We have developed a new isobaric−isothermal (NPT) algorithm which applies an external pressure to the facets comprising the convex hull surrounding the system. A Langevin thermostat is also applied to the facets to mimic contact with an external heat bath. This new method, the “Langevin Hull”, can handle heterogeneous mixtures of materials with different compressibilities. These systems are problematic for traditional affine transform methods. The Langevin Hull does not suffer from the edge effects of boundary potential methods and allows realistic treatment of both external pressure and thermal conductivity due to the presence of an implicit solvent. We apply this method to several different systems, including bare metal nanoparticles and nanoparticles in an explicit solvent as well as clusters of liquid water. The predicted mechanical properties of these systems are in good agreement with experimental data and previous simulation work.
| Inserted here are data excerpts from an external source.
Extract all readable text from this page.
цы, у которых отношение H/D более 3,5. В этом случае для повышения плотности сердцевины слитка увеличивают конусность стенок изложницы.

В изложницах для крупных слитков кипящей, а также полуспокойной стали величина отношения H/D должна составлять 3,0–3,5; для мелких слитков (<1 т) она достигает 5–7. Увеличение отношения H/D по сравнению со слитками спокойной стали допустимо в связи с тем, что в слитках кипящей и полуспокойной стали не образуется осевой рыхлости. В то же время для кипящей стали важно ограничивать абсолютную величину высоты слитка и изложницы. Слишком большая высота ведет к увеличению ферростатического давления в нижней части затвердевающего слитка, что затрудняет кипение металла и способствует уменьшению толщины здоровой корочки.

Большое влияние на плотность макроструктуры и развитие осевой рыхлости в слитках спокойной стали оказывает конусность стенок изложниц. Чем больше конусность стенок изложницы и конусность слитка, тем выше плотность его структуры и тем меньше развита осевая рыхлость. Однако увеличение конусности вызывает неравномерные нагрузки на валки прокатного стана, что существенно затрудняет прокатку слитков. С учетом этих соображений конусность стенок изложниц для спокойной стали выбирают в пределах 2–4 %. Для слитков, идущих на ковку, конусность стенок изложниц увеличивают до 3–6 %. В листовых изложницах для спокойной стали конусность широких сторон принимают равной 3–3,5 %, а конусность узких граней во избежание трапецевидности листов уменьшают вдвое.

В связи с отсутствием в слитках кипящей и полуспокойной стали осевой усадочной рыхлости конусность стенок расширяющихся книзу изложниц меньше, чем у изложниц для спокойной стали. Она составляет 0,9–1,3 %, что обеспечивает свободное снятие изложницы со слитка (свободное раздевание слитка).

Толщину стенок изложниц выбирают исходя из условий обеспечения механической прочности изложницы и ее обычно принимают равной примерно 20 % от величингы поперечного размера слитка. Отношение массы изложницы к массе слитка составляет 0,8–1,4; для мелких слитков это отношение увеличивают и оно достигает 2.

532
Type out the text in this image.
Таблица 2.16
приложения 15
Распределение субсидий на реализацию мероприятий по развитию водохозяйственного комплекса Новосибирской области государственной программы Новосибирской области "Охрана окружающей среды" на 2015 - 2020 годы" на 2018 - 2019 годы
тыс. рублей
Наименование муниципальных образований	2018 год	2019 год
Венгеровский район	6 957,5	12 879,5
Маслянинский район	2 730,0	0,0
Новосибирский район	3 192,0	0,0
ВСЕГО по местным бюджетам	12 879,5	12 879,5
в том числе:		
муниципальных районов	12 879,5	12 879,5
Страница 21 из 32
With the non-isotropic velocity scaling (NIVS) approach to reverse non-equilibrium molecular dynamics (RNEMD), it is possible to impose an unphysical thermal flux between different regions of inhomogeneous systems such as solid/liquid interfaces. We have applied NIVS to compute the interfacial thermal conductance at a metal/organic solvent interface that has been chemically capped by butanethiol molecules. Our calculations suggest that coupling between the metal and liquid phases is enhanced by the capping agents, leading to a greatly enhanced conductivity at the interface. Specifically, the chemical bond between the metal and the capping agent introduces a vibrational overlap that is not present without the capping agent, and the overlap between the vibrational spectra (metal to cap, cap to solvent) provides a mechanism for rapid thermal transport across the interface. Our calculations also suggest that this is a nonmonotonic function of the fractional coverage of the surface, as moderate coverages allow diffusive heat transport of solvent molecules that have been in close contact with the capping agent.